Thursday, September 16, 2010; 8:16 PM
It's hard to read this week's election results, and the public opinion polls generally, and not be concerned about the collapse of the political center.
I disagree with my Post colleague E.J. Dionne that this is strictly a Republican phenomenon, in which the "tea party'' and other anti-government zealots are in the final stages of driving out experienced, thoughtful moderates from the Republican party. The dynamic on the Democratic side is as much about interest group politics as it is about political ideology, but you don't have to look hard to find it in the defeat locally of Washington Mayor Adrian Fenty and Montgomery Council member Duchy Trachtenberg, or nationally in President Obama's declining poll numbers.
In the context of District politics, Fenty was a pro-business moderate who won the enmity of city workers by firing some of their underperforming colleagues and of the black political establishment by defying the unwritten commandment that top positions in city government should only be filled by blacks. Trachtenberg was targeted by Montgomery's me-first employee unions for having the temerity to speak the truth about their unsustainable wage increases and gold-plated health and pension plans.

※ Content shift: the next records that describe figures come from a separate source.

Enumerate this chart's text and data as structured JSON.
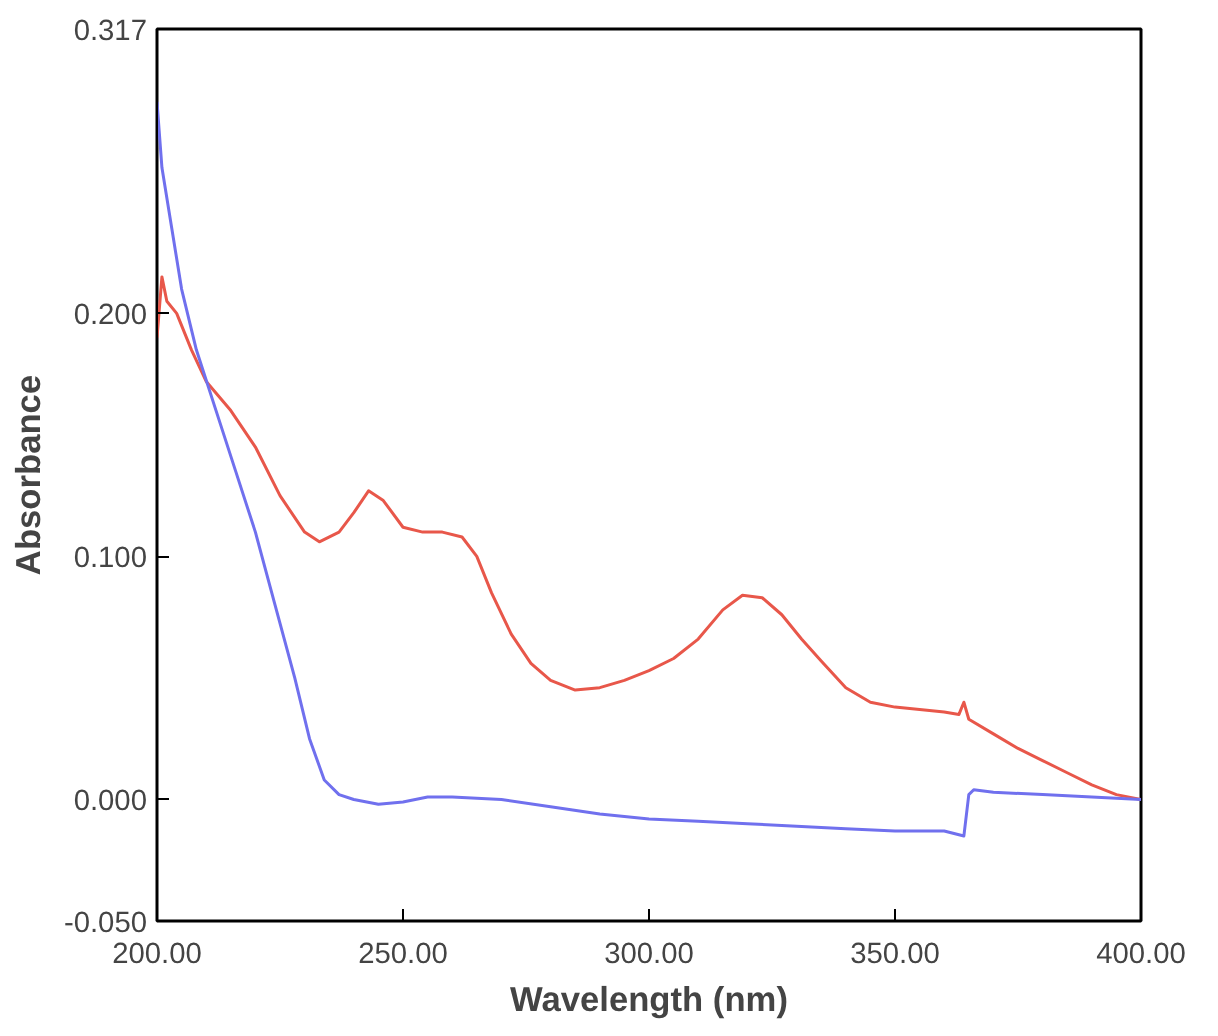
{
  "chart_data": {
    "type": "line",
    "xlabel": "Wavelength (nm)",
    "ylabel": "Absorbance",
    "xlim": [
      200,
      400
    ],
    "ylim": [
      -0.05,
      0.317
    ],
    "xticks": [
      {
        "value": 200,
        "label": "200.00"
      },
      {
        "value": 250,
        "label": "250.00"
      },
      {
        "value": 300,
        "label": "300.00"
      },
      {
        "value": 350,
        "label": "350.00"
      },
      {
        "value": 400,
        "label": "400.00"
      }
    ],
    "yticks": [
      {
        "value": -0.05,
        "label": "-0.050"
      },
      {
        "value": 0,
        "label": "0.000"
      },
      {
        "value": 0.1,
        "label": "0.100"
      },
      {
        "value": 0.2,
        "label": "0.200"
      },
      {
        "value": 0.317,
        "label": "0.317"
      }
    ],
    "grid": false,
    "series": [
      {
        "color": "#e8574a",
        "x": [
          200,
          201,
          202,
          204,
          207,
          210,
          215,
          220,
          225,
          230,
          233,
          237,
          240,
          243,
          246,
          250,
          254,
          258,
          262,
          265,
          268,
          272,
          276,
          280,
          285,
          290,
          295,
          300,
          305,
          310,
          315,
          319,
          323,
          327,
          331,
          335,
          340,
          345,
          350,
          355,
          360,
          363,
          364,
          365,
          370,
          375,
          380,
          385,
          390,
          395,
          400
        ],
        "values": [
          0.19,
          0.215,
          0.205,
          0.2,
          0.185,
          0.172,
          0.16,
          0.145,
          0.125,
          0.11,
          0.106,
          0.11,
          0.118,
          0.127,
          0.123,
          0.112,
          0.11,
          0.11,
          0.108,
          0.1,
          0.085,
          0.068,
          0.056,
          0.049,
          0.045,
          0.046,
          0.049,
          0.053,
          0.058,
          0.066,
          0.078,
          0.084,
          0.083,
          0.076,
          0.066,
          0.057,
          0.046,
          0.04,
          0.038,
          0.037,
          0.036,
          0.035,
          0.04,
          0.033,
          0.027,
          0.021,
          0.016,
          0.011,
          0.006,
          0.002,
          0.0
        ]
      },
      {
        "color": "#7070ee",
        "x": [
          200,
          201,
          203,
          205,
          208,
          212,
          216,
          220,
          224,
          228,
          231,
          234,
          237,
          240,
          245,
          250,
          255,
          260,
          270,
          280,
          290,
          300,
          310,
          320,
          330,
          340,
          350,
          360,
          364,
          365,
          366,
          370,
          380,
          390,
          400
        ],
        "values": [
          0.287,
          0.26,
          0.235,
          0.21,
          0.185,
          0.16,
          0.135,
          0.11,
          0.08,
          0.05,
          0.025,
          0.008,
          0.002,
          0.0,
          -0.002,
          -0.001,
          0.001,
          0.001,
          0.0,
          -0.003,
          -0.006,
          -0.008,
          -0.009,
          -0.01,
          -0.011,
          -0.012,
          -0.013,
          -0.013,
          -0.015,
          0.002,
          0.004,
          0.003,
          0.002,
          0.001,
          0.0
        ]
      }
    ]
  }
}
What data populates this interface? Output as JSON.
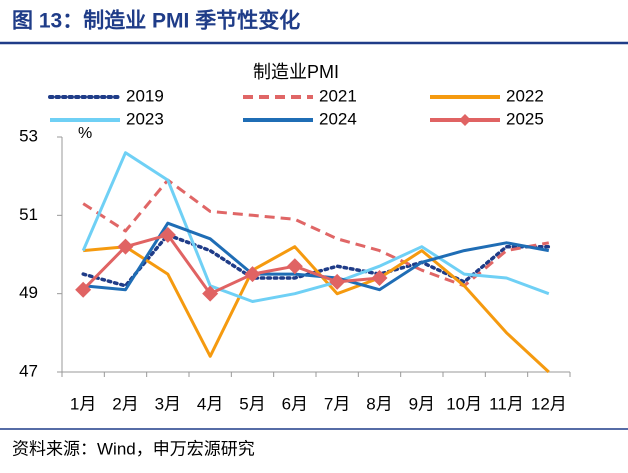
{
  "chart_data": {
    "type": "line",
    "figure_title": "图 13：制造业 PMI 季节性变化",
    "title": "制造业PMI",
    "y_unit": "%",
    "source": "资料来源：Wind，申万宏源研究",
    "categories": [
      "1月",
      "2月",
      "3月",
      "4月",
      "5月",
      "6月",
      "7月",
      "8月",
      "9月",
      "10月",
      "11月",
      "12月"
    ],
    "ylim": [
      47,
      53
    ],
    "yticks": [
      47,
      49,
      51,
      53
    ],
    "grid": false,
    "legend": "top",
    "series": [
      {
        "name": "2019",
        "color": "#1f3c88",
        "dash": "dotted",
        "values": [
          49.5,
          49.2,
          50.5,
          50.1,
          49.4,
          49.4,
          49.7,
          49.5,
          49.8,
          49.3,
          50.2,
          50.2
        ]
      },
      {
        "name": "2021",
        "color": "#e06666",
        "dash": "dashed",
        "values": [
          51.3,
          50.6,
          51.9,
          51.1,
          51.0,
          50.9,
          50.4,
          50.1,
          49.6,
          49.2,
          50.1,
          50.3
        ]
      },
      {
        "name": "2022",
        "color": "#f59a0f",
        "dash": "solid",
        "values": [
          50.1,
          50.2,
          49.5,
          47.4,
          49.6,
          50.2,
          49.0,
          49.4,
          50.1,
          49.2,
          48.0,
          47.0
        ]
      },
      {
        "name": "2023",
        "color": "#6fd0f5",
        "dash": "solid",
        "values": [
          50.1,
          52.6,
          51.9,
          49.2,
          48.8,
          49.0,
          49.3,
          49.7,
          50.2,
          49.5,
          49.4,
          49.0
        ]
      },
      {
        "name": "2024",
        "color": "#1f6db5",
        "dash": "solid",
        "values": [
          49.2,
          49.1,
          50.8,
          50.4,
          49.5,
          49.5,
          49.4,
          49.1,
          49.8,
          50.1,
          50.3,
          50.1
        ]
      },
      {
        "name": "2025",
        "color": "#e06363",
        "dash": "solid",
        "marker": "diamond",
        "values": [
          49.1,
          50.2,
          50.5,
          49.0,
          49.5,
          49.7,
          49.3,
          49.4,
          null,
          null,
          null,
          null
        ]
      }
    ]
  }
}
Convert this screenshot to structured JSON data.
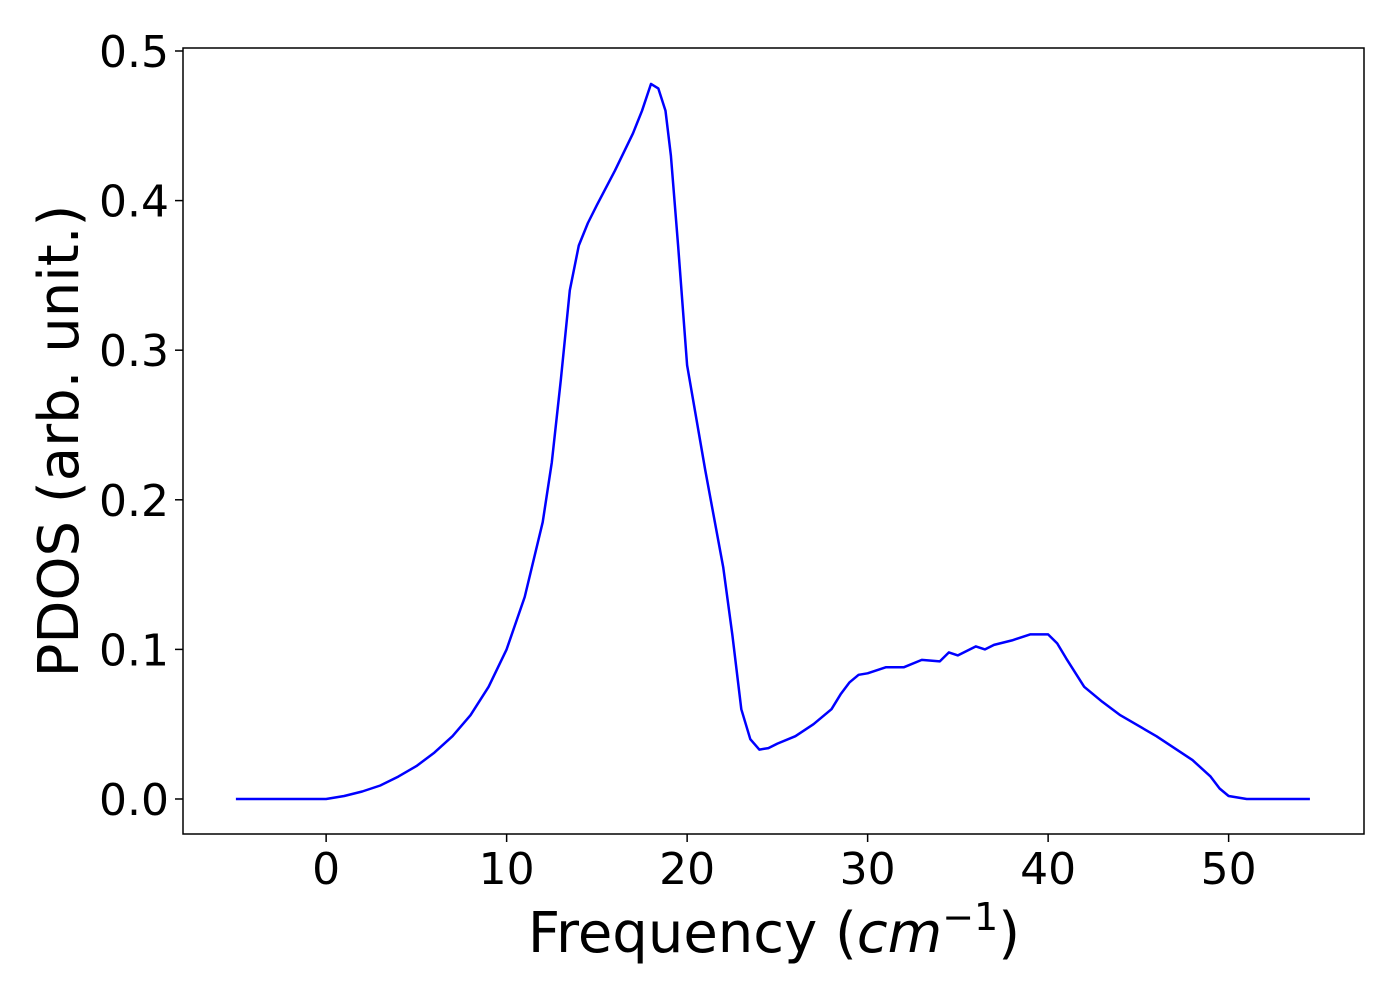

Obama is perhaps the classic case of the unloved office-holder trying to govern from the center and accommodate his liberal program to political and practical realities. By declining to pull troops immediately out of Iraq and Afghanistan or fight for a single-payer health plan or bring Wall Street to its knees he has lost the enthusiastic support of the moveon.org liberals, even as economically-anxious moderates and independents fall prey to misguided propaganda about a government takeover of the economy.
The president's loss of popularity is now being felt most keenly by moderate Democrats from Republican-leaning districts who were swept into office two years ago on the anti-Bush tide. Their defeat in November, combined with the uncompromising intransigence of a newly-empowered Republican leadership, will leave the centrist president even more dependent and politically beholden to the far left wing of his party.
This trend toward polarization has been developing for some time, aided and abetted by an increasingly fragmented news media and a rising tide of special-interest spending on campaigns and issue advocacy. We've reached a point, however, where a vicious and self-reinforcing political and economic cycle has taken hold - one in which a lack of sustained growth and widely-shared prosperity leads to political polarization, which by paralyzing government leads to even slower growth and even less widely-shared prosperity and yet more polarization.
This interplay between the politics and the economics is the subject of a provocative new book, "Winner Take All Politics," by political scientists Jacob Hacker of Yale and Paul Pierson of the University of California at Berkeley. While slowing growth and rising inequality have afflicted all advanced economies in recent decades as a result of globalization and new technologies and globalization, Hacker and Pierson find them to be more pronounced in the United States, as Thursday's report on the nation's soaring poverty rate attests. Conservatives like to ascribe such trends to the natural dynamics of efficiency-producing, liberty-protecting markets, but Hacker and Pierson remind us that there are no such thing as "pure" markets, and that markets everywhere are shaped by laws and regulations, cultures and the institutional arrangements that themselves are shaped by the political process.
Less convincing is the Hacker-Pierson thesis that U.S. markets have now been captured by a clever and carefully-plotted right-wing conspiracy to screw the American middle class. It is hard not to argue that the government's ability to respond to what most Americans experience as unsatisfactory economic performance has largely been thwarted by a political process rendered dysfunctional by partisan and ideological polarization.
One obvious recent exception was Washington's dramatic and successful response to the financial crisis two years ago which briefly enjoyed broad support from political and business leaders. But no sooner had it succeeded than everyone rushed back to their respective corners to declare it a failure and a political abomination.
We saw another small example this week regarding the new consumer financial protection agency established under the financial regulation legislation passed by Congress over the summer. The agency represents precisely the kind of check on markets that can even out the distribution of income a bit by sparing middle-class households the financial hardship and ruin caused by abusive lending practices while reducing the fees and profits that might be earned by bankers and other titans of finance. But because of the total breakdown in comity and majority rule in the Senate, the new agency will be run for its first two years not by a director nominated by the president and confirmed by a majority of the Senate, but by a special assistant to the president and Treasury secretary.
Whatever you might think about the appointment of Elizabeth Warren, however, using this clever maneuver to circumvent the law will inevitably add to the polarization and the paralysis and make it less likely that Congress will be able to stimulate job creation, balance the budget, reform the tax code, clean up the immigration mess and accelerate investment in clean energy and infrastructure.
This is the way wealthy nations become poor. There are no vibrant economies without effective political systems, and there are no effective political systems without a vibrant center. A Hatfields-and-McCoys politics produces a Hatfields-and-McCoys economy (it works the other way as well). In the end, there are no winners - except, perhaps, for the Chinese.